All this summer, soccer players living in Winnipeg but hailing from all over the continent of Africa have taken part in the Manitoba African Cup of Nations tournament at Canadian Mennonite University, with the latest game on Sunday.The annual event started last year with just four teams representing different nations — Ghana, Senegal, Eritrea and the Democratic Republic of Congo — but has doubled in size since 2019, according to the founder.
"Back then we were just playing friendly games with other different kinds of communities," Gode Katembo said.
"I thought, this would be a great opportunity to see how we can bring African communities together."
The tournament director, Seidu Mohammed says the uptake among African Winnipeggers has been incredible.
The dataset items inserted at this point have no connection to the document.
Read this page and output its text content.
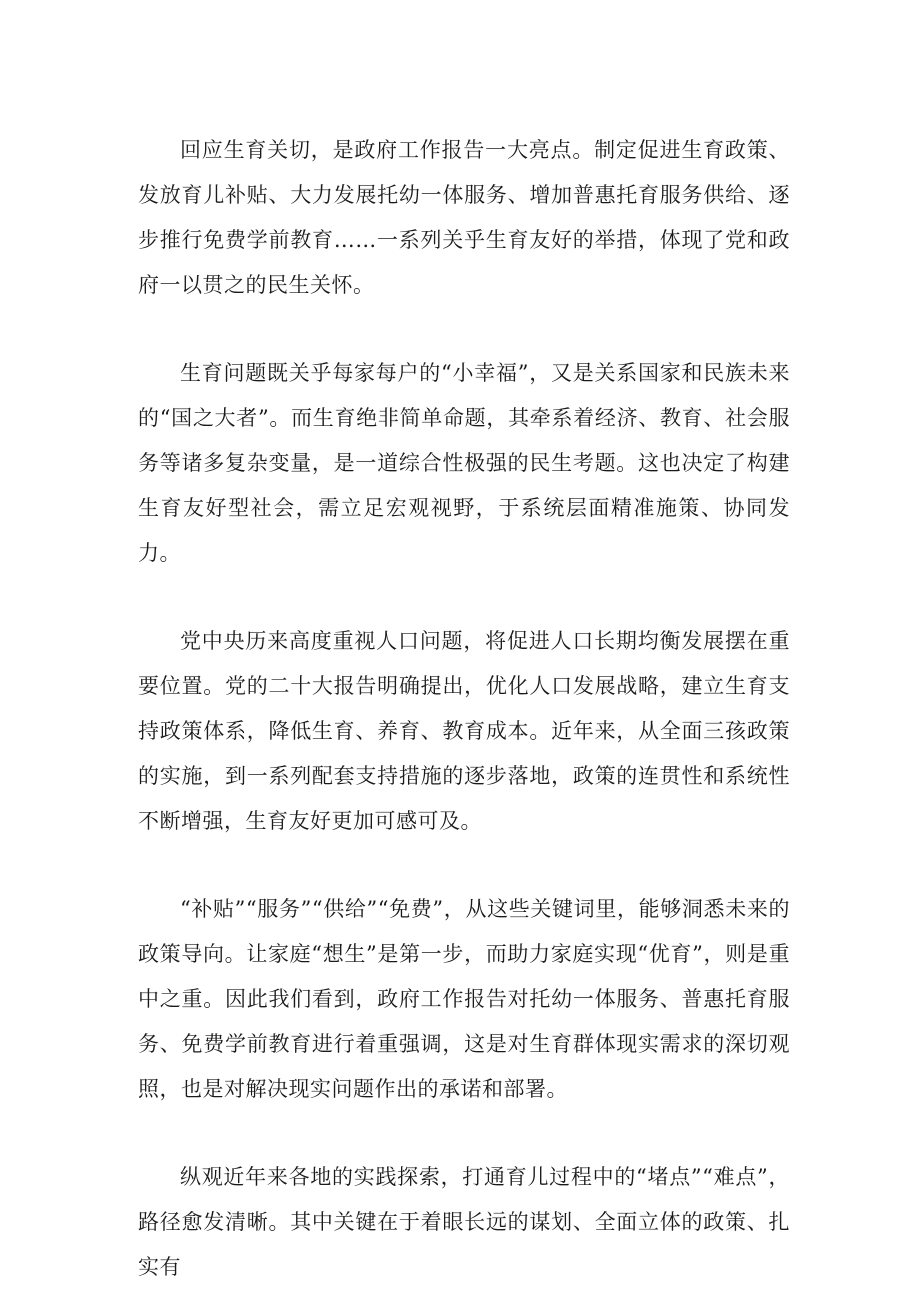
回应生育关切，是政府工作报告一大亮点。制定促进生育政策、发放育儿补贴、大力发展托幼一体服务、增加普惠托育服务供给、逐步推行免费学前教育……一系列关乎生育友好的举措，体现了党和政府一以贯之的民生关怀。

生育问题既关乎每家每户的“小幸福”，又是关系国家和民族未来的“国之大者”。而生育绝非简单命题，其牵系着经济、教育、社会服务等诸多复杂变量，是一道综合性极强的民生考题。这也决定了构建生育友好型社会，需立足宏观视野，于系统层面精准施策、协同发力。

党中央历来高度重视人口问题，将促进人口长期均衡发展摆在重要位置。党的二十大报告明确提出，优化人口发展战略，建立生育支持政策体系，降低生育、养育、教育成本。近年来，从全面三孩政策的实施，到一系列配套支持措施的逐步落地，政策的连贯性和系统性不断增强，生育友好更加可感可及。

“补贴”“服务”“供给”“免费”，从这些关键词里，能够洞悉未来的政策导向。让家庭“想生”是第一步，而助力家庭实现“优育”，则是重中之重。因此我们看到，政府工作报告对托幼一体服务、普惠托育服务、免费学前教育进行着重强调，这是对生育群体现实需求的深切观照，也是对解决现实问题作出的承诺和部署。

纵观近年来各地的实践探索，打通育儿过程中的“堵点”“难点”，路径愈发清晰。其中关键在于着眼长远的谋划、全面立体的政策、扎实有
Seidu Mohammed and Gode Katembo organized the Manitoba African Cup of Nations soccer tournament to unite people from different African nations. (Travis Golby/CBC)
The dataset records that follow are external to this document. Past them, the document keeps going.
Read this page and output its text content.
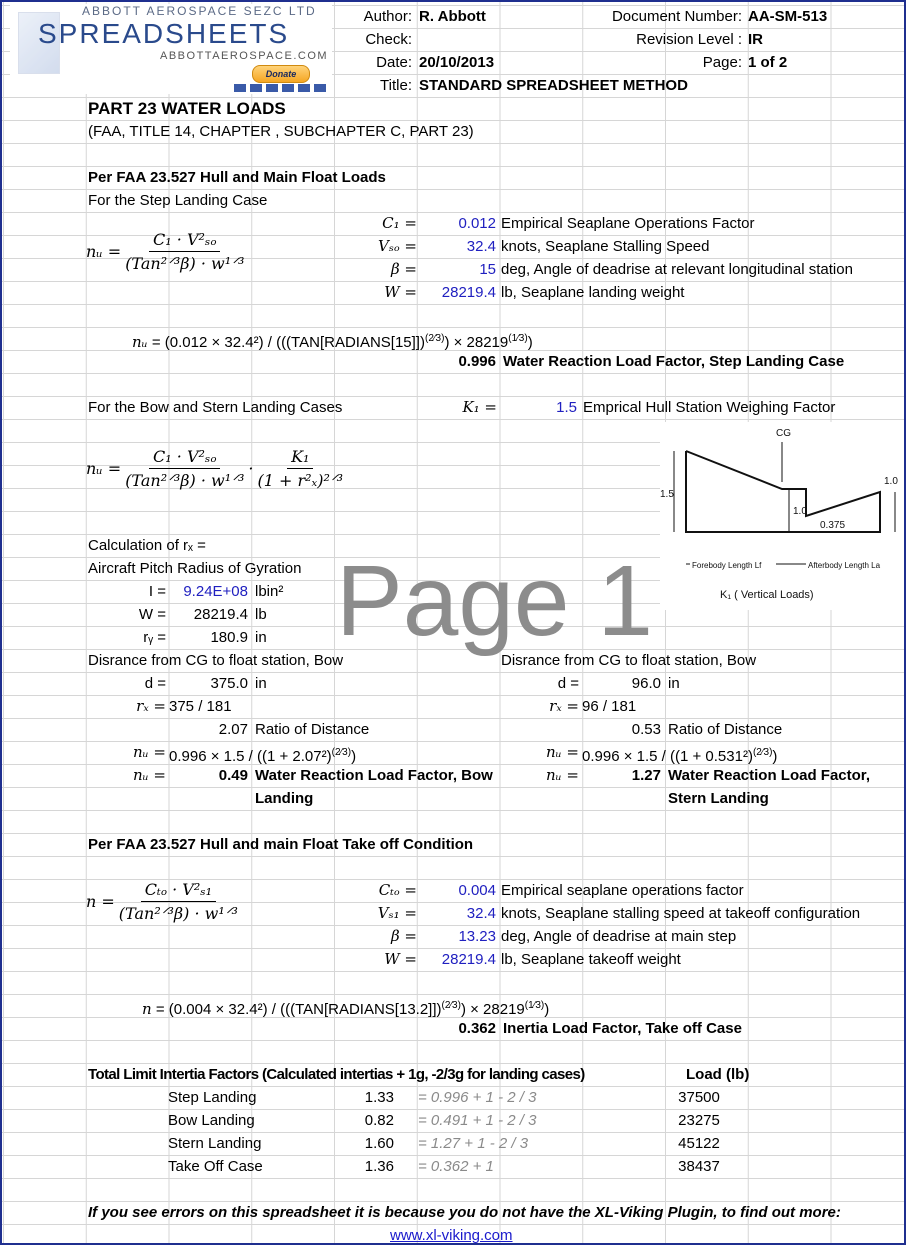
ABBOTT AEROSPACE SEZC LTD
SPREADSHEETS
ABBOTTAEROSPACE.COM
Donate
Author: R. Abbott
Check:
Date: 20/10/2013
Title: STANDARD SPREADSHEET METHOD
Document Number: AA-SM-513
Revision Level : IR
Page: 1 of 2
Page 1
PART 23 WATER LOADS
(FAA, TITLE 14, CHAPTER , SUBCHAPTER C, PART 23)
Per FAA 23.527 Hull and Main Float Loads
For the Step Landing Case
nᵤ = $\frac{\text{C₁ · V²ₛₒ}}{\text{(Tan²ᐟ³β) · w¹ᐟ³}}$
nᵤ = (0.012 × 32.4²) / (((TAN[RADIANS[15]])$^{(2⁄3)}$) × $28219^{(1⁄3)}$)
0.996 Water Reaction Load Factor, Step Landing Case
For the Bow and Stern Landing Cases	K₁ =	1.5 Emprical Hull Station Weighing Factor
nᵤ = $\frac{\text{C₁ · V²ₛₒ}}{\text{(Tan²ᐟ³β) · w¹ᐟ³}} \cdot \frac{\text{K₁}}{\text{(1 + r²ₓ)²ᐟ³}}$
CG
1.5
1.0
0.375
1.0
Forebody Length Lf	Afterbody Length La
K₁ ( Vertical Loads)
Calculation of rₓ =
Aircraft Pitch Radius of Gyration
Per FAA 23.527 Hull and main Float Take off Condition
$n = \frac{\text{Cₜₒ · V²ₛ₁}}{\text{(Tan²ᐟ³β) · w¹ᐟ³}}$
n = (0.004 × 32.4²) / (((TAN[RADIANS[13.2]])$^{(2⁄3)}$) × $28219^{(1⁄3)}$)
0.362 Inertia Load Factor, Take off Case
Total Limit Intertia Factors (Calculated intertias + 1g, -2/3g for landing cases)	Load (lb)
If you see errors on this spreadsheet it is because you do not have the XL-Viking Plugin, to find out more:
www.xl-viking.com
C₁ =	0.012 Empirical Seaplane Operations Factor
Vₛₒ =	32.4 knots, Seaplane Stalling Speed
β =	15 deg, Angle of deadrise at relevant longitudinal station
W =	28219.4 lb, Seaplane landing weight
Cₜₒ =	0.004 Empirical seaplane operations factor
Vₛ₁ =	32.4 knots, Seaplane stalling speed at takeoff configuration
β =	13.23 deg, Angle of deadrise at main step
W =	28219.4 lb, Seaplane takeoff weight
I =	9.24E+08 lbin²
W =	28219.4 lb
rᵧ =	180.9 in
Disrance from CG to float station, Bow
d =	375.0 in
rₓ = 375 / 181
2.07 Ratio of Distance
nᵤ = $0.996 \times 1.5 / ((1 + 2.07^2)^{(2⁄3)})$
nᵤ =	0.49 Water Reaction Load Factor, Bow
Landing
Disrance from CG to float station, Bow
d =	96.0 in
rₓ = 96 / 181
0.53 Ratio of Distance
nᵤ = $0.996 \times 1.5 / ((1 + 0.531^2)^{(2⁄3)})$
nᵤ =	1.27 Water Reaction Load Factor,
Stern Landing
Step Landing	1.33 = 0.996 + 1 - 2 / 3	37500
Bow Landing	0.82 = 0.491 + 1 - 2 / 3	23275
Stern Landing	1.60 = 1.27 + 1 - 2 / 3	45122
Take Off Case	1.36 = 0.362 + 1	38437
"Africans, we love soccer, we play soccer, that's what entertains us," he said.
For those involved, it's more than just a soccer tournament, though.
Although soccer is very popular across Africa, that shared love doesn't always translate to interconnected communities, Katembo said.
"A lot of these African communities were not really together for political views, religion or different reasons why they are not connected … soccer or football is what can bring all people together," Katembo says.
"Soccer is universal, you know, it's a sport that we all can understand."
The team representing the Democratic Republic of Congo took on the Nigerian team on Sunday. (Travis Golby/CBC)
Mohammed says it's also a way for people who have experienced hardships in their home countries and here in Winnipeg to unite.
"We just want to rise again because of the challenges that African communities are facing like racism and discrimination," he said.
"It's all part of bringing our African communities together."
In 2021, Mohammed and Katembo hope to expand the roster of teams to include even more of the local African community, including ones representing Somalia, Algeria, Egypt and Morocco.